I have a one bedroom apartment I'm renting during the course of every month. It's a twenty minute walk from the hospital. And a twenty minute taxi ride from work. But home is where the heart is. And I can't resist staying away for too long. I make sure to work overtime so I can accumulate a considerable amount of days to spend at home on the last week or so of every month. It doesn't always work out that way. Being that my colleagues are human and all. So I tolerate their short comings as long as I need to. But my patience is wearing thin.

I have two younger sisters. Lesedi is 6 years my junior and Naledi 7 years respectively. They like to pretend they're twins. Finishing each others sentences. Dressing identically. Cuddling each other. To the outside eye it might seem strange as they have marked physical differences. But I grew up watching the whole process. They have clung to each other since the youngest one learnt to walk. Their clinginess is normal to me as a result. The only person they cling to more, is my mother.

My mother stays indoors most of the time. So of course my sisters do the same. I am markedly darker than all of them. Kissed by the rich sun of the Lenaka Province. I'm not black though. Just a darker, stronger shade of brown. A contrast to the almost pale yellow skin tone of the women in my life. Reminiscent of the oral legends of the first rain queens and their apparent lightened complexions earned through countless years of seclusion. Almost identical stories. Except that my mothers reason for not leaving the house was a less spectacular one.

She had suffered a great fall many years back. Slipped on a wet rock while coming down from Badimo Ba Lla. They were still fetching water in those days and had to ascend at least a quarter of a kilometer to get to it. It streamed down an icicle stream from the mouth of a cave higher up in the mountain. Nobody knew how the ice was forming in this tropical part of the world. Many theories were abound but none were ever proven.

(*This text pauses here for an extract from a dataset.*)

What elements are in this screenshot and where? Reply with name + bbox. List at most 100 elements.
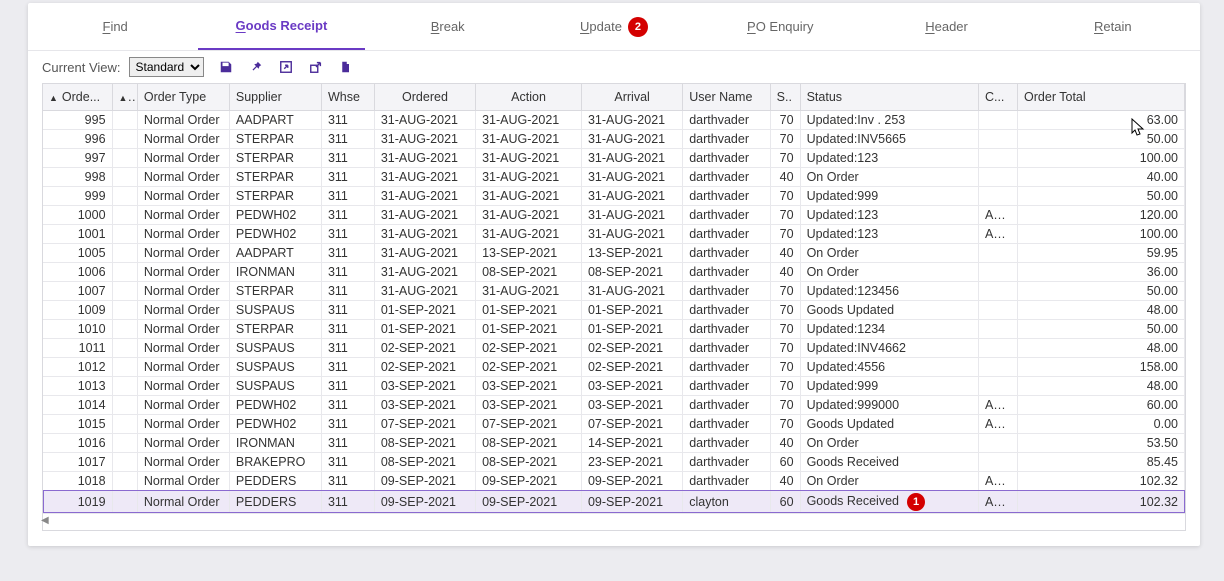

If the ice dried up so did the water source. Then there would be an inconsistent line of traffic when word came out that it was back. Bodies rushing up disturbed the ones traversing down, who would by now be carrying heavy buckets of water on their heads while trying to maintain their balance. This while descending down a slippery cliff face. Avoiding shoulder bumps all at the same time.

These outdated living conditions were before the borehole system was instituted by the municipality. For us and other neighboring villages like ours. We couldn't fetch water from the river. It had become unfit for consumption a long time ago when mining and industry boomed in the province. As the population grew and the water supply remained the same, fetching water became more perilous. After a bad step while trying to avoid someone, my mother tumbled down at least 13 meters of jagged rock. She stopped with a painful thump on a human sized slab at the bottom of the mountain. We had left my then 3 and 2 year old sisters at a neighbours house and I was literally jogging behind my father as he giraffed ahead of me.